BIOSS
Centre for Biological Signalling Studies

Refactoring Nitrogen Metabolism: The Complex Biogenesis of Metal Cofactors

Prof. Dr. Oliver Einsle (Institute of Biochemistry, University of Freiburg)

The enzymatic machineries for the metabolic conversions of the essential element nitrogen are large, multimeric proteins whose physiological function crucially depends on complex metal-containing cofactors. Besides the structural genes for the actual enzymes, the required operons and gene clusters therefore contain multiple reading frames that encode accessory proteins required for metal center biogenesis, for metal trafficking or as specific chaperones. We are studying the redox enzyme nitrous oxide reductase that catalyzes the reductive cleavage of the critical greenhouse gas N2O to yield inert N2 as the final step of bacterial denitrification.

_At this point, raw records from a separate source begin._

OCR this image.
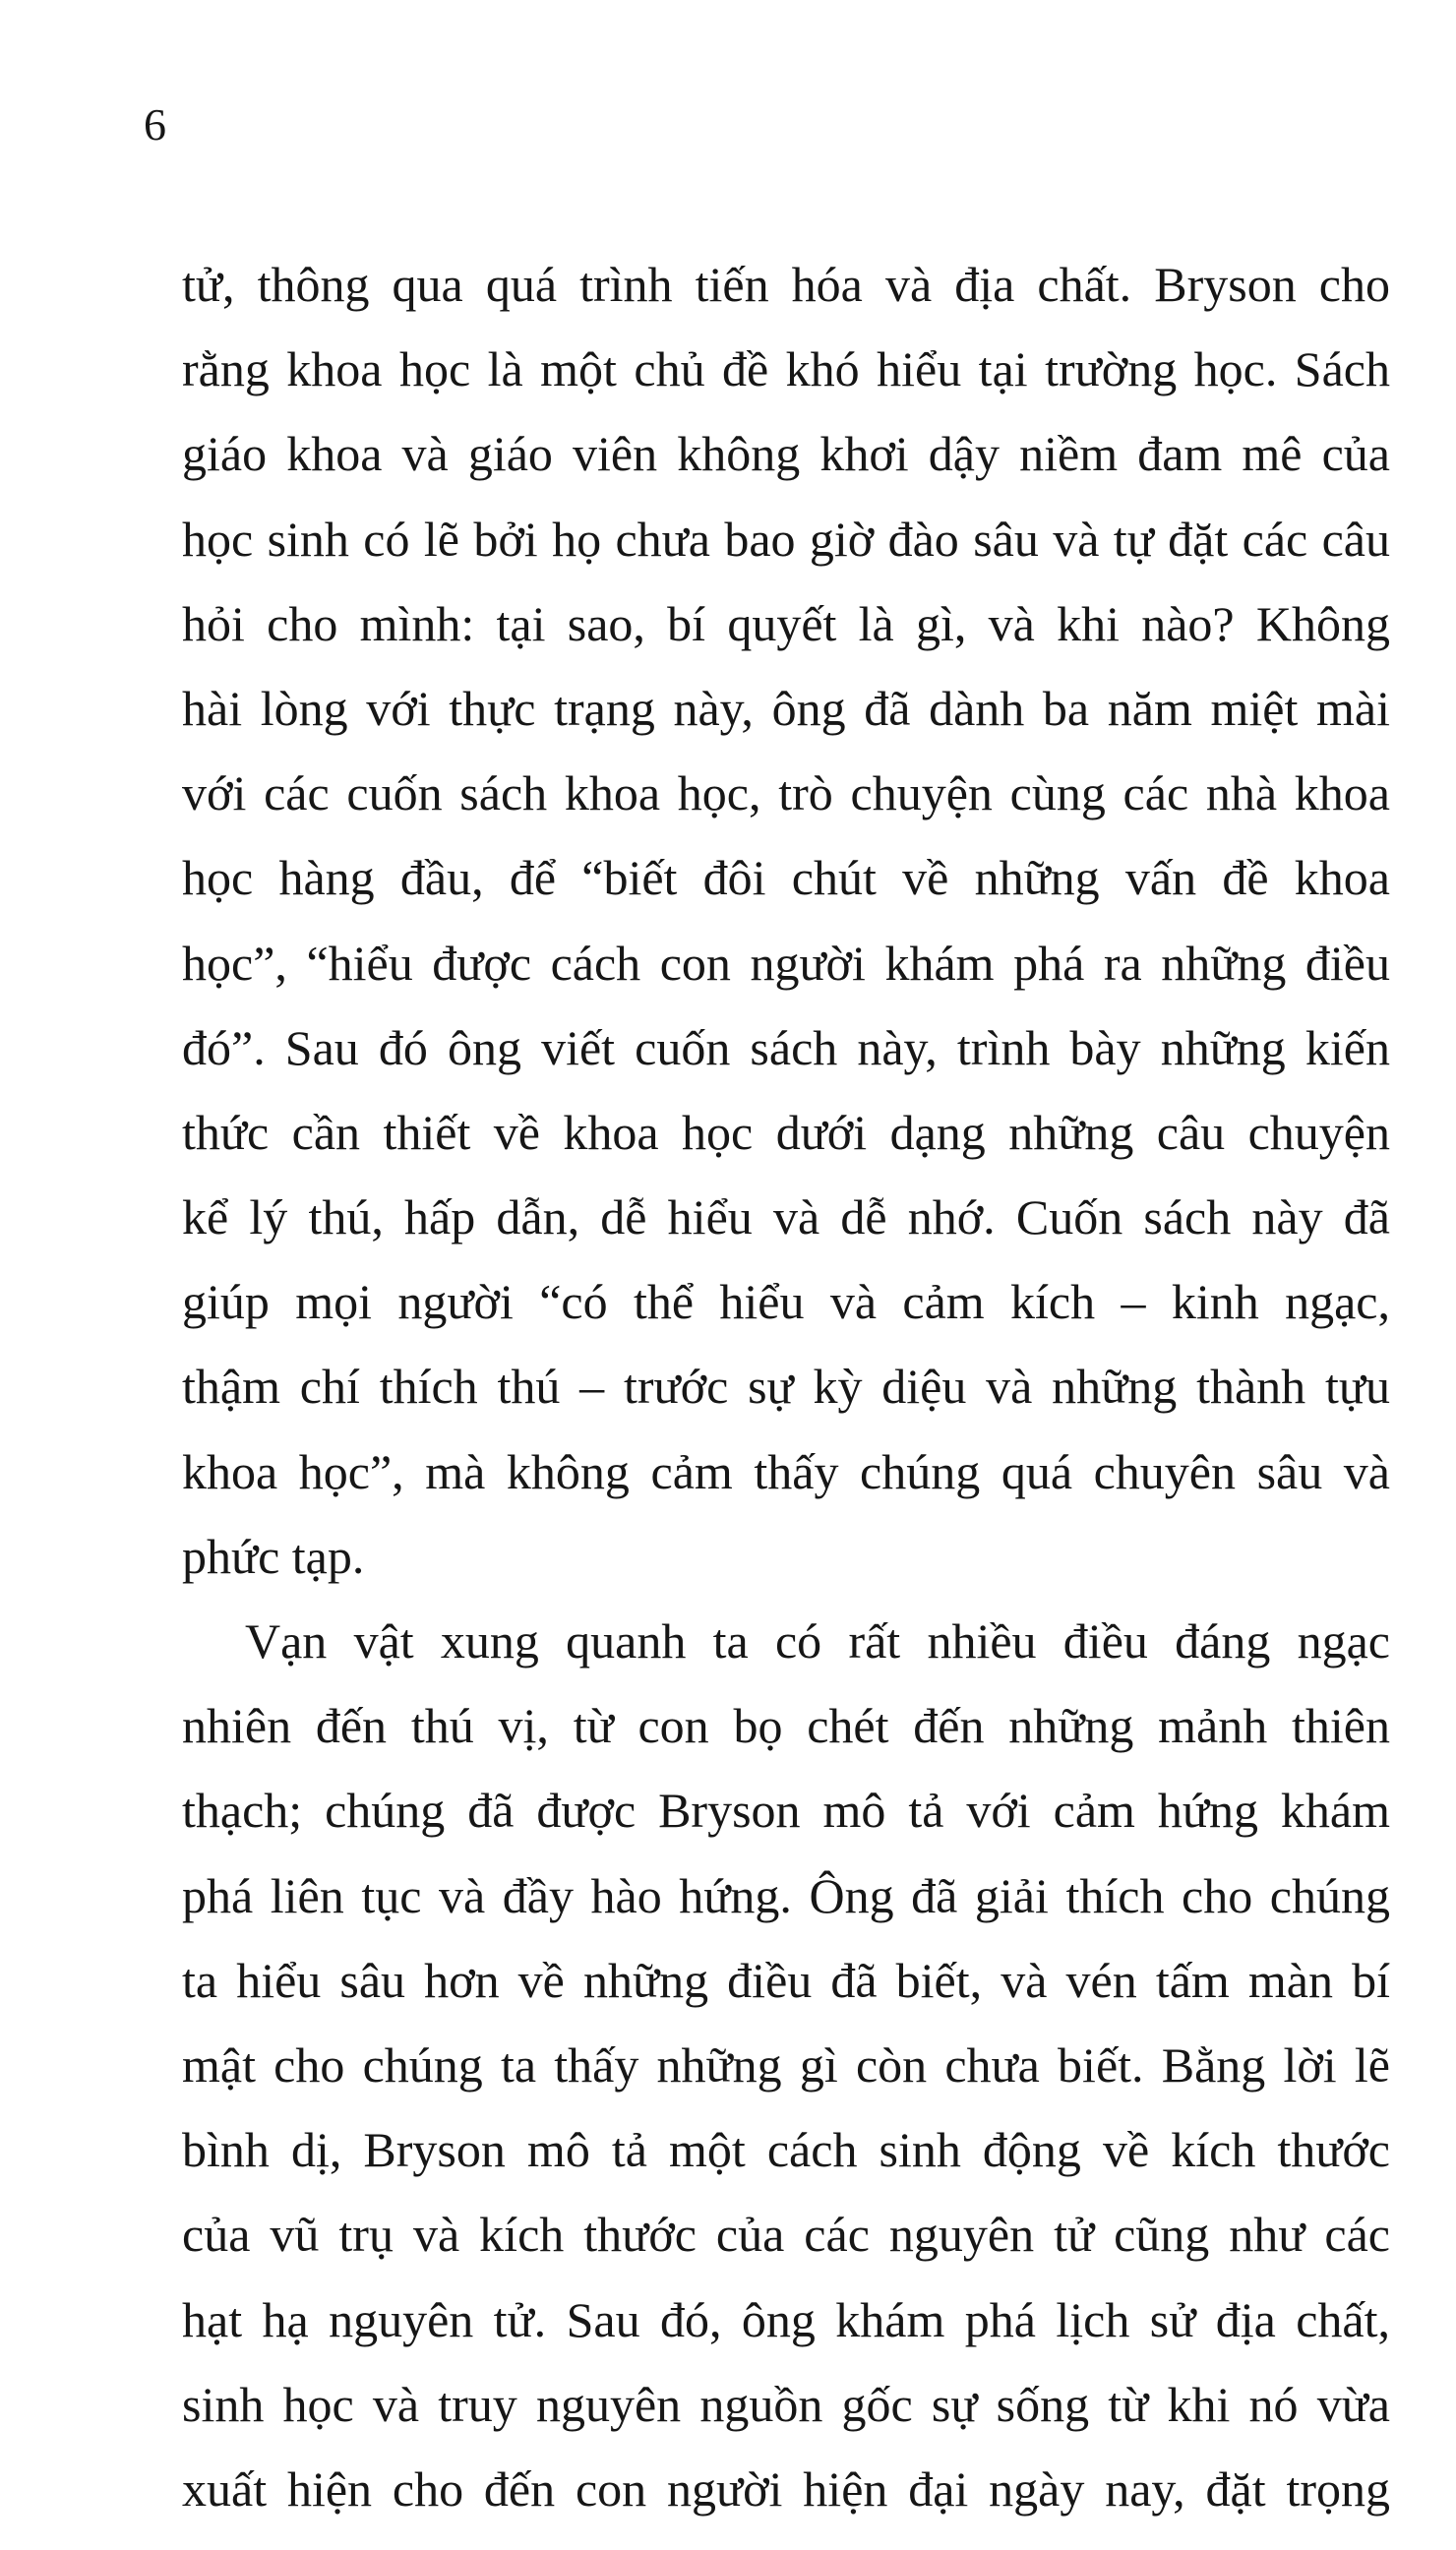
6
tử, thông qua quá trình tiến hóa và địa chất. Bryson cho
rằng khoa học là một chủ đề khó hiểu tại trường học. Sách
giáo khoa và giáo viên không khơi dậy niềm đam mê của
học sinh có lẽ bởi họ chưa bao giờ đào sâu và tự đặt các câu
hỏi cho mình: tại sao, bí quyết là gì, và khi nào? Không
hài lòng với thực trạng này, ông đã dành ba năm miệt mài
với các cuốn sách khoa học, trò chuyện cùng các nhà khoa
học hàng đầu, để “biết đôi chút về những vấn đề khoa
học”, “hiểu được cách con người khám phá ra những điều
đó”. Sau đó ông viết cuốn sách này, trình bày những kiến
thức cần thiết về khoa học dưới dạng những câu chuyện
kể lý thú, hấp dẫn, dễ hiểu và dễ nhớ. Cuốn sách này đã
giúp mọi người “có thể hiểu và cảm kích – kinh ngạc,
thậm chí thích thú – trước sự kỳ diệu và những thành tựu
khoa học”, mà không cảm thấy chúng quá chuyên sâu và
phức tạp.
Vạn vật xung quanh ta có rất nhiều điều đáng ngạc
nhiên đến thú vị, từ con bọ chét đến những mảnh thiên
thạch; chúng đã được Bryson mô tả với cảm hứng khám
phá liên tục và đầy hào hứng. Ông đã giải thích cho chúng
ta hiểu sâu hơn về những điều đã biết, và vén tấm màn bí
mật cho chúng ta thấy những gì còn chưa biết. Bằng lời lẽ
bình dị, Bryson mô tả một cách sinh động về kích thước
của vũ trụ và kích thước của các nguyên tử cũng như các
hạt hạ nguyên tử. Sau đó, ông khám phá lịch sử địa chất,
sinh học và truy nguyên nguồn gốc sự sống từ khi nó vừa
xuất hiện cho đến con người hiện đại ngày nay, đặt trọng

N2O is a major agent of anthropogenic climate change, and nitrous oxide reductase is the only enzyme known to cleave the stable compound. We set out to re-engineer the biosynthetic pathway of the enzyme’s unique active site metal cluster, the [4Cu:2S] CuZ site.

Pomowski A, Zumft WG, Kroneck PMH, Einsle O* (2011) N2O binding at a [4Cu:2S] copper-sulphur cluster in nitrous oxide reductase. Nature 477, 234-237 (BIOSS-Paper).